Сегодня с каждым днём становится очевиднее, что словом беду не заговоришь: и слово должно быть особое, и в устах человека, который слово это особое взлелеял в себе, а не прикупил по случаю на дешёвой распродаже.
Так поэзия сама собой приходит к религии, убеждаясь в том, что не просто нельзя лгать, но в какие-то моменты лучше бы помолчать вовсе. В конце концов, самым выразительным деянием Руси в истории было молчание – такое, как молчание партизан в «Иди и смотри» Элема Климова…

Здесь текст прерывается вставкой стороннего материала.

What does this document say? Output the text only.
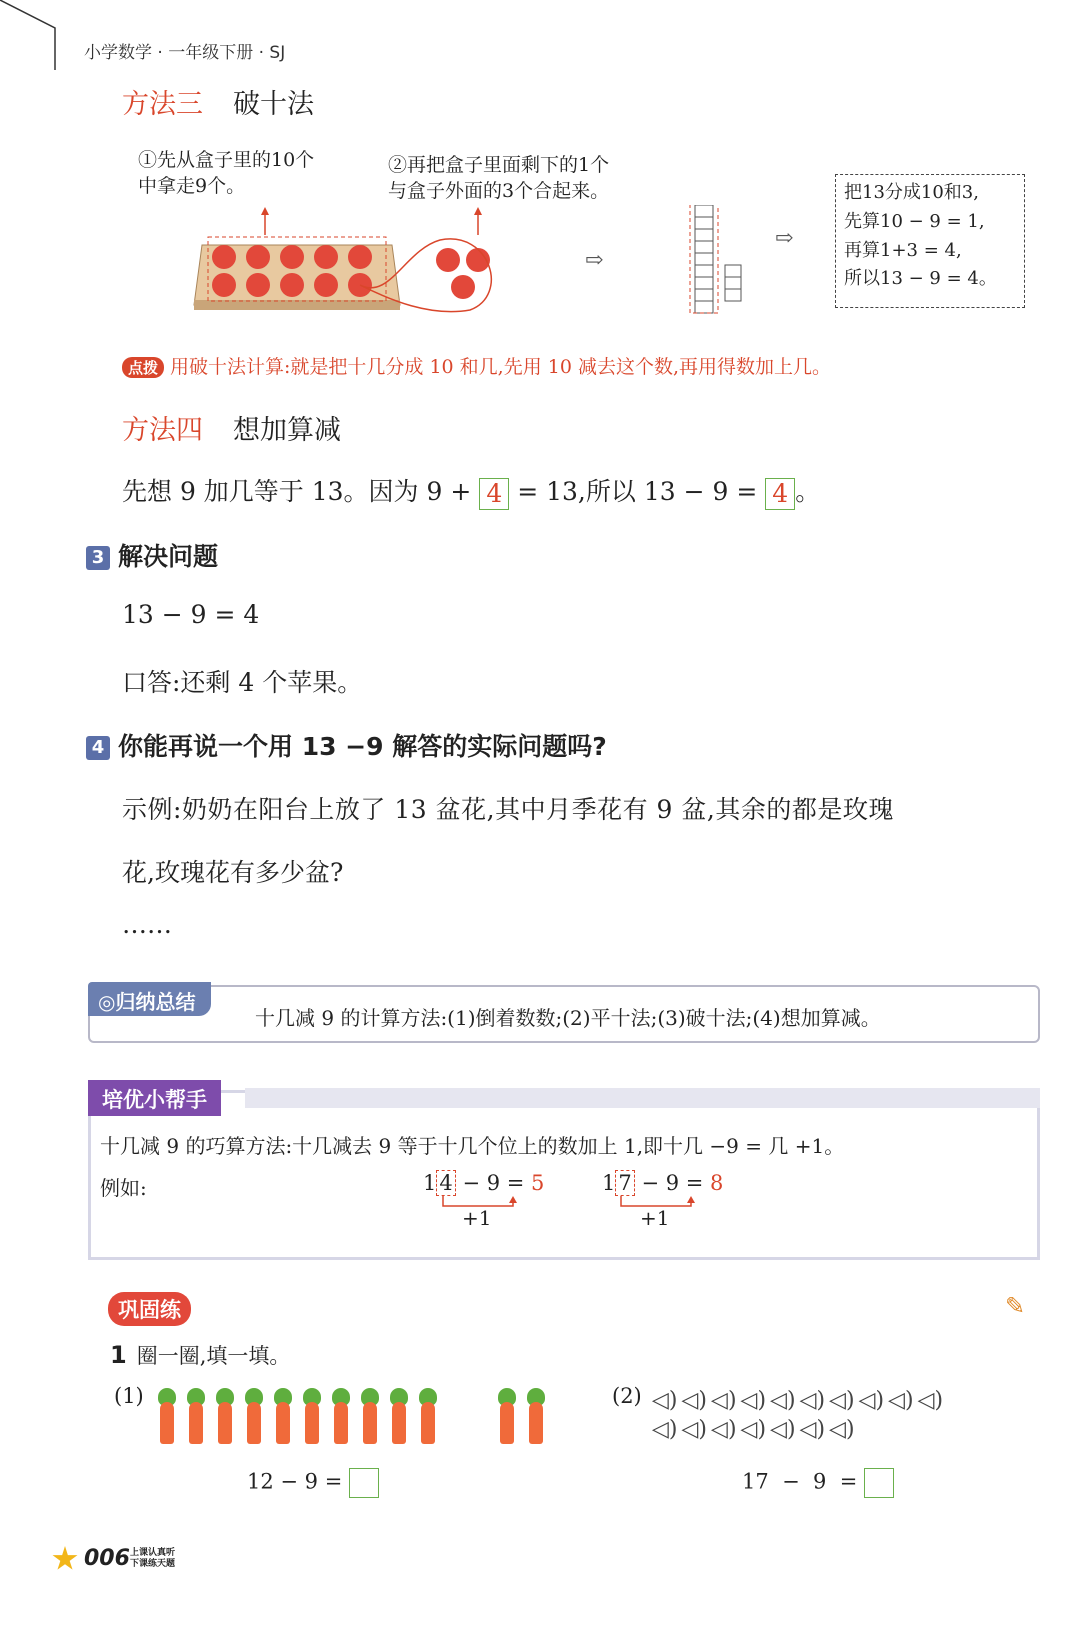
小学数学 · 一年级下册 · SJ
方法三 破十法
①先从盒子里的10个
中拿走9个。
②再把盒子里面剩下的1个
与盒子外面的3个合起来。
⇨
⇨
把13分成10和3,
先算10 − 9 = 1,
再算1+3 = 4,
所以13 − 9 = 4。
点拨 用破十法计算:就是把十几分成 10 和几,先用 10 减去这个数,再用得数加上几。
方法四 想加算减
先想 9 加几等于 13。因为 9 + 4 = 13,所以 13 − 9 = 4 。
3 解决问题
13 − 9 = 4
口答:还剩 4 个苹果。
4 你能再说一个用 13 −9 解答的实际问题吗?
示例:奶奶在阳台上放了 13 盆花,其中月季花有 9 盆,其余的都是玫瑰
花,玫瑰花有多少盆?
……
◎归纳总结
十几减 9 的计算方法:(1)倒着数数;(2)平十法;(3)破十法;(4)想加算减。
培优小帮手
十几减 9 的巧算方法:十几减去 9 等于十几个位上的数加上 1,即十几 −9 = 几 +1。
例如:	1 4 − 9 = 5
+1
1 7 − 9 = 8
+1
巩固练	✎
1 圈一圈,填一填。
(1)

12 − 9 =
(2) ◁) ◁) ◁) ◁) ◁) ◁) ◁) ◁) ◁) ◁)
◁) ◁) ◁) ◁) ◁) ◁) ◁)
17  −  9  =
006 上课认真听
下课练天题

Поэзия Лады Пузыревской (Новосибирск), тщательно гранёного модернистского ключа, современная каждому живущему, пробует ответить себе на вопрос о том, когда следует говорить, а когда примолкнуть, сделавшись подлинной частью страны, не умеющей «говорить красиво». Иногда так ясно, что слов никаких больше и не надо… Временами молчишь, потому что исподволь понимаешь, как именно – безотрывно – нужно смотреть на совершающиеся на глазах горе, несправедливость, или просто затянутые сюжеты обычных судеб с известной и неизбежной концовкой.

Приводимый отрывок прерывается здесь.